Polizeibeamte dürfen sich eine Stunde Sport pro Woche als Arbeitszeit anrechnen lassen

Belgische Polizeibeamte, die außerhalb ihrer Schicht eine Stunde laufen oder Rad fahren, dürfen sich diese Tätigkeit als Arbeitsstunde anrechnen lassen. Bundesinnenministerin Annelies Verlinden (CD&V) will die Beamten auf diese Weise anregen, sich fit zu halten. Das schreibt Het Nieuwsblad

Die Bundesinnenministerin hofft, dass Polizisten mental und körperlich gesünder bleiben, wenn sie die Möglichkeit haben, sich mehr zu bewegen. Deswegen dürfen sich Polizisten, die nach ihrer Arbeitszeit Sport treiben, davon eine Stunde pro Woche als bezahlt Arbeit anrechnen lassen. 

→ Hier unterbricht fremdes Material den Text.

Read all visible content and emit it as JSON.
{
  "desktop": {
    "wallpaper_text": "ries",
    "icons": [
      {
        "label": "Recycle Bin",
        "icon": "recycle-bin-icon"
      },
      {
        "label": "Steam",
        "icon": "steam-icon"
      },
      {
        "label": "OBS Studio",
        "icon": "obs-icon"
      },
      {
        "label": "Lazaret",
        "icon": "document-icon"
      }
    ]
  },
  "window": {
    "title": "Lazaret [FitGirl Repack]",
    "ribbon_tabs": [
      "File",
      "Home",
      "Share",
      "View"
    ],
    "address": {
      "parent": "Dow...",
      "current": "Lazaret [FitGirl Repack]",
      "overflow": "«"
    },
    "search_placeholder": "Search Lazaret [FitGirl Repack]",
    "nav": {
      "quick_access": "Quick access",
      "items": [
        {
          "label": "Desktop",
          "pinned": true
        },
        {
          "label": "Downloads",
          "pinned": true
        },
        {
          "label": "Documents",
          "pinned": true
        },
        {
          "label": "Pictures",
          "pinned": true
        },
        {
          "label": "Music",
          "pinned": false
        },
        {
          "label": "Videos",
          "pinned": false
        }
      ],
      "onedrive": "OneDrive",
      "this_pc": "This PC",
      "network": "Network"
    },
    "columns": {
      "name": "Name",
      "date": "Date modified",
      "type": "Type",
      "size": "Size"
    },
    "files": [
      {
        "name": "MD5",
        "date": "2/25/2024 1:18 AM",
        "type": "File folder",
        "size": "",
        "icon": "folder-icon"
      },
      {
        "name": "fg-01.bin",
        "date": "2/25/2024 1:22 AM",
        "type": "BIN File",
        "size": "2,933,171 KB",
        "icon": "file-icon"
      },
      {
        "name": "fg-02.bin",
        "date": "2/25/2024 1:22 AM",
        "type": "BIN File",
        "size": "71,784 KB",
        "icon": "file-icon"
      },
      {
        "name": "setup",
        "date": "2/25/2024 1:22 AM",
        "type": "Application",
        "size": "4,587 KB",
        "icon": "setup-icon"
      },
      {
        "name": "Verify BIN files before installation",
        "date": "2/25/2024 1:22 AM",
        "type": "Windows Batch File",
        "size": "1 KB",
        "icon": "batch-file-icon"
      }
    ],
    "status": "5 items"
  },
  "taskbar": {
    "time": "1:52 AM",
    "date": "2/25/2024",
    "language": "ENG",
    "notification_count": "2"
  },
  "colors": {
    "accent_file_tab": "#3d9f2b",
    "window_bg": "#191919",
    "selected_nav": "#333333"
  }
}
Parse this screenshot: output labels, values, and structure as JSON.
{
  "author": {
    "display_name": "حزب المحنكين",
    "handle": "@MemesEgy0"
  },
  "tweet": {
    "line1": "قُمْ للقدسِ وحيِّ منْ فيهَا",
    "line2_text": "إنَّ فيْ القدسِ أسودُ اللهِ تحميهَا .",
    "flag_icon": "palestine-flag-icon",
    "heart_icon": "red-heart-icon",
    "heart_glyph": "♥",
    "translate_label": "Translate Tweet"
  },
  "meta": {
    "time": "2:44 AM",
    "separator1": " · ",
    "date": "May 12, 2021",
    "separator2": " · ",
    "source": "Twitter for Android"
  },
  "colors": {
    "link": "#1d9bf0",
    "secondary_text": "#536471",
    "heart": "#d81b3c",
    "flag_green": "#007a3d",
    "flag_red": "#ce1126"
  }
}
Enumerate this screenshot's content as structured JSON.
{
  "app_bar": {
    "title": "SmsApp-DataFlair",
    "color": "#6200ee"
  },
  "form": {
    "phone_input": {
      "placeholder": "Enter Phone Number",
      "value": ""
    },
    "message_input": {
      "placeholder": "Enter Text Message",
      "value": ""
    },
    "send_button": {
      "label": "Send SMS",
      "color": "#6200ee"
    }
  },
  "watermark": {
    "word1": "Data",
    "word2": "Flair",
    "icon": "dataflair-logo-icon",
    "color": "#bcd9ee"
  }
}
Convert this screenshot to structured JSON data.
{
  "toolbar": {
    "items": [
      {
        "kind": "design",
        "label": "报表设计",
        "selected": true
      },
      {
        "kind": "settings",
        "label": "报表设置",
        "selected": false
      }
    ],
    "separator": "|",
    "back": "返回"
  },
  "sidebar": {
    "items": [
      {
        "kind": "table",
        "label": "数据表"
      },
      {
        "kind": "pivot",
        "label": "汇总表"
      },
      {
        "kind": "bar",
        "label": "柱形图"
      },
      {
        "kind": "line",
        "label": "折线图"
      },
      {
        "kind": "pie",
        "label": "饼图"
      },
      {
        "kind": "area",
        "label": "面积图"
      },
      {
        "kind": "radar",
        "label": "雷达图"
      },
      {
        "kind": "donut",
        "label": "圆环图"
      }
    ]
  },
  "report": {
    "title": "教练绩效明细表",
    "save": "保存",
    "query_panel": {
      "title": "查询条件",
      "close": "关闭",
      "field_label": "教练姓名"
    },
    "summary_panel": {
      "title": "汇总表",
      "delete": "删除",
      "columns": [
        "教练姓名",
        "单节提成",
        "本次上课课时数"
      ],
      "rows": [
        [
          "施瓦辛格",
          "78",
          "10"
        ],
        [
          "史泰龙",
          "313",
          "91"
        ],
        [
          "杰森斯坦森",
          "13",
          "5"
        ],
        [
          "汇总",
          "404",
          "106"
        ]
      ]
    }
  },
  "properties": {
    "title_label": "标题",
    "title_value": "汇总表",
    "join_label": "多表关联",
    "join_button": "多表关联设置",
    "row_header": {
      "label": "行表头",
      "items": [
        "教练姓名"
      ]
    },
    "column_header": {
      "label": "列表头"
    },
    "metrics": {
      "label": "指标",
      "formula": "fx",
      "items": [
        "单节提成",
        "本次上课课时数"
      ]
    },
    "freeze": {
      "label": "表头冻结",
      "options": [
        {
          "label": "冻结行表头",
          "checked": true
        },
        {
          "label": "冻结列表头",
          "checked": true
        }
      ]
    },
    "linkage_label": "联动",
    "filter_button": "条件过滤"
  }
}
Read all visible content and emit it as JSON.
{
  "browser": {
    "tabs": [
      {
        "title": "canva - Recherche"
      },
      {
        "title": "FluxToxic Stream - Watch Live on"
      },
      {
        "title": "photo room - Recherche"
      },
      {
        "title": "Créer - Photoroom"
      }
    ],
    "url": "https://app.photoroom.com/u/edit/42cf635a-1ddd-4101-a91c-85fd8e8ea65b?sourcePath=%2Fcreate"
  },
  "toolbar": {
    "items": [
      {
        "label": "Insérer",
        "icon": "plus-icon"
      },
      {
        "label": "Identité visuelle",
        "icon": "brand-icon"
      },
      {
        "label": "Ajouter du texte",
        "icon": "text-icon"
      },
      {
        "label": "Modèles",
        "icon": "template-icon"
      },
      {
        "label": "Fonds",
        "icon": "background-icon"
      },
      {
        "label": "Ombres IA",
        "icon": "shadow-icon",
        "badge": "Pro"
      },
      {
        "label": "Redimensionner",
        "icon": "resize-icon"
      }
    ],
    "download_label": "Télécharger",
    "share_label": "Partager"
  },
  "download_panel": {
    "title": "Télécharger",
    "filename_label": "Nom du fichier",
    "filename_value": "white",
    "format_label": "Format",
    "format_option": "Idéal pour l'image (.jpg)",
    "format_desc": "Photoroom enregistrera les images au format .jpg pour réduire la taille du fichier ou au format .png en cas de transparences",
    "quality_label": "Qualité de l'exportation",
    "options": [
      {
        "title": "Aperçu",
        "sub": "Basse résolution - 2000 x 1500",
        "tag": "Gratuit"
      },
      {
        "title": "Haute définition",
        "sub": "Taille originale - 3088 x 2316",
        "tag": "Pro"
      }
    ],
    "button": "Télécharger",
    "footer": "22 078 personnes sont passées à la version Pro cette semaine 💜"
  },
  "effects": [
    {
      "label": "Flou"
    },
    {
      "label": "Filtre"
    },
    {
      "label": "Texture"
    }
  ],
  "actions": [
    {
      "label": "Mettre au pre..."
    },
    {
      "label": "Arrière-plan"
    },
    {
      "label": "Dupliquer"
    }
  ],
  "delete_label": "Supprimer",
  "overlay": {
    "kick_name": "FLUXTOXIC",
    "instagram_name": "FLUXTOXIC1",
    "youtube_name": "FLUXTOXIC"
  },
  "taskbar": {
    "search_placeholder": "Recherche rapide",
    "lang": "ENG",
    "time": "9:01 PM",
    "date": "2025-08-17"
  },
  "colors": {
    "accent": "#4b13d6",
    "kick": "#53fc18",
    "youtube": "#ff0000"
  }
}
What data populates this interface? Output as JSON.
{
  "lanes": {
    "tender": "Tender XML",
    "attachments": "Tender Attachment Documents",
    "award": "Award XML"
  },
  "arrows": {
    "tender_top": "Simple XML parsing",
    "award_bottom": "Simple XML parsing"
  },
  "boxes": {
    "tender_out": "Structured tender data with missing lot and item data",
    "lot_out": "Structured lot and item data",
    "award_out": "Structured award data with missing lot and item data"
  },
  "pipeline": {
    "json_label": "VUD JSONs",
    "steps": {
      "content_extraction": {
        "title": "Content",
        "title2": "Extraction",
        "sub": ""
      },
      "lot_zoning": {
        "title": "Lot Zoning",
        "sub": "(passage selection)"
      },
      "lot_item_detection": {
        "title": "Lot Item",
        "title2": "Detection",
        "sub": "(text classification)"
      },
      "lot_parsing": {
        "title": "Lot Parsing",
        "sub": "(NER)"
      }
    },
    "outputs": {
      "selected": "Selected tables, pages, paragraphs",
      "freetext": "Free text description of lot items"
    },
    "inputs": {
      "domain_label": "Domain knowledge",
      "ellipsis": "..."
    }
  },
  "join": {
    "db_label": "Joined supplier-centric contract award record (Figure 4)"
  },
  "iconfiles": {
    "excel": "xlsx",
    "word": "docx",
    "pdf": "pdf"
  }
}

“Verschiedene Polizeibeamte können auch während ihrer Schicht trainieren", erklärte An Berger, die Sprecherin der Bundespolizei: "Je nachdem sind sie manchmal sogar verpflichtet, während ihrer Arbeitszeit Sport zu treiben. Für andere besteht diese Möglichkeit nicht, zum Beispiel weil sie im Schichtdienst arbeiten. Jetzt aber zählt auch eine Stunde Sport außerhalb des Dienstes als Arbeitszeit.” 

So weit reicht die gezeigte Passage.